Он остановился возле этажерки с книгами, над которой на стене, в рамках и без рамок, тремя веерами и в два ряда под веерами размещались семейные фотографии. В группах и поодиночке были тут, как подсчитал кто–то в свое время на досуге, сорок три персоны, включая, само собой разумеется, и главу обширной семьи Ершовых, замученного гитлеровцами, и недолго прожившую после его гибели мать семейства, и умершую в первый военный год жену Платона Тимофеевича, Машу, Марию Федоровну, и убитого на войне одного из его братьев — Игната, и там же сложивших свои лобастые головы двоих племянников, и благополучно здравствующих зятьев, снох и своячениц с их чадами.

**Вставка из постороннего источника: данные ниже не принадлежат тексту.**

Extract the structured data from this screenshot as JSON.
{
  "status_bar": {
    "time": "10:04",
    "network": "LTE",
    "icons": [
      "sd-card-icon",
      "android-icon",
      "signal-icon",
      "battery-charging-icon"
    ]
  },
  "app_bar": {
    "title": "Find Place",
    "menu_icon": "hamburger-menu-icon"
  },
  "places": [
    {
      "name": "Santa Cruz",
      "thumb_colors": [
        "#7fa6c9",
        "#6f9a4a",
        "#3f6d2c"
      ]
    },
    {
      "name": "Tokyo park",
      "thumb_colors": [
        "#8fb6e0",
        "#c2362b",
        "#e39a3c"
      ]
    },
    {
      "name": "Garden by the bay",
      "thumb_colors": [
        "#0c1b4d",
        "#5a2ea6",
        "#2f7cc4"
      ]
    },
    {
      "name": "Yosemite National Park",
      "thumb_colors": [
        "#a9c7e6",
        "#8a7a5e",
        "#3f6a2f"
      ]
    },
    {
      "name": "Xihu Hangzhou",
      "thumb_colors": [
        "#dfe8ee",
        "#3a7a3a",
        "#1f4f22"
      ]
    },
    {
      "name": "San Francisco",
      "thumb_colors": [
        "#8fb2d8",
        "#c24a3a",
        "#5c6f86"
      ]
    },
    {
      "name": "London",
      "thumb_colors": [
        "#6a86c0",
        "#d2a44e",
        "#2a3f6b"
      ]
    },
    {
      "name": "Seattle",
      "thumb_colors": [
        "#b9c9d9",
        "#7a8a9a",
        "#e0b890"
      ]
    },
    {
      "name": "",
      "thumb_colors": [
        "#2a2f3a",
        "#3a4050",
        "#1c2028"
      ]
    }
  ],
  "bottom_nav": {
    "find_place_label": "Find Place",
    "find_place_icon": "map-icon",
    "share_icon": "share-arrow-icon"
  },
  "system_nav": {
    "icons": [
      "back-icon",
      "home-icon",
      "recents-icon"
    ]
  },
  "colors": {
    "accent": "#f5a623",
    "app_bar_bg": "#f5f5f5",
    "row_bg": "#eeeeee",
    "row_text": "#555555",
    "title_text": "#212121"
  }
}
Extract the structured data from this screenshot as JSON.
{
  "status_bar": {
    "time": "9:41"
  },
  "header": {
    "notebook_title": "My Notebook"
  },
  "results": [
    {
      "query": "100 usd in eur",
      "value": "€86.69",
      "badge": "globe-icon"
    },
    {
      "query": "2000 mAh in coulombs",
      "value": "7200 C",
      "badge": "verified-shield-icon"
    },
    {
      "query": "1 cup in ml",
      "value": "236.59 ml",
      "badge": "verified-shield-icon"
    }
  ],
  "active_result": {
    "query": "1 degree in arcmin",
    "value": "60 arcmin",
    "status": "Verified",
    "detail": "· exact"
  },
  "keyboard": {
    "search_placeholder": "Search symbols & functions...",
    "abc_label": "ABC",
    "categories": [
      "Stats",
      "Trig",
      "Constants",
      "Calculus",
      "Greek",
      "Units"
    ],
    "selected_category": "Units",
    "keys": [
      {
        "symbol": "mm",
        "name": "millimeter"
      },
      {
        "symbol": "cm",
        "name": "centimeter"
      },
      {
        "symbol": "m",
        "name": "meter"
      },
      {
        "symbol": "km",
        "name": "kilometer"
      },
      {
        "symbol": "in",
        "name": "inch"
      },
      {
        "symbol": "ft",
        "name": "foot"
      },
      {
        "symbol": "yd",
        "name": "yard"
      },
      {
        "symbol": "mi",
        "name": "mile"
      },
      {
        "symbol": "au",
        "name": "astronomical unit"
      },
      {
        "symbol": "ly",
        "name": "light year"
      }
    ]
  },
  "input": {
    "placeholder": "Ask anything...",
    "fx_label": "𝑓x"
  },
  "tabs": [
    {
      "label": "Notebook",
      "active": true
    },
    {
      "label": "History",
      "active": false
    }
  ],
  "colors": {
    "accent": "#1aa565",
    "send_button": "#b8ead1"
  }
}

Кого только не было тут среди этой ершовской породы! И доменщики, и сталевары, и партийные работники, и студенты, и артистки, и даже — вот он, кипучий деятель, вроде как Гуляев, тоже при «бабочке» вместо галстука — директор театра, брат Яков.
Один отсутствовал, сорок четвертый. Хотя касательство до этой выставки портретов он имел полное и мог бы в самом центре, налево или направо от начальника и начальницы рода, занимать должное место.
Платон Тимофеевич постоял перед этажеркой, пораздумывал и развел руками. Как лучше! А как оно лучше? Кто про то знает?
Устиновна, наведя порядок на кухне, возвратилась, выдвинула верхний ящик комода, принялась копаться в коробке из–под пастилы. Среди пожелтевших квитанций об уплате за квартиру и свет, меж таинственных рецептов, неведомо кому, когда, кем и от каких болезней прописанных, и старых рублей и трешниц, утративших силу в тысяча девятьсот сорок седьмом году, она отыскала фотографию молодого парня и поставила ее на комоде, прислонив к зеленой вазочке с пучком пестро, под фазаний хвост, выкрашенного ковыля.
Подойдя ближе, Платон Тимофеевич всмотрелся в портрет. Лобастый, как все Ершовы, глаза глубокие, темные, губы толстые, уши торчат в стороны. С другой породой не перепутаешь — что верно, то верно. А вот беды натворил, всю семью опозорил.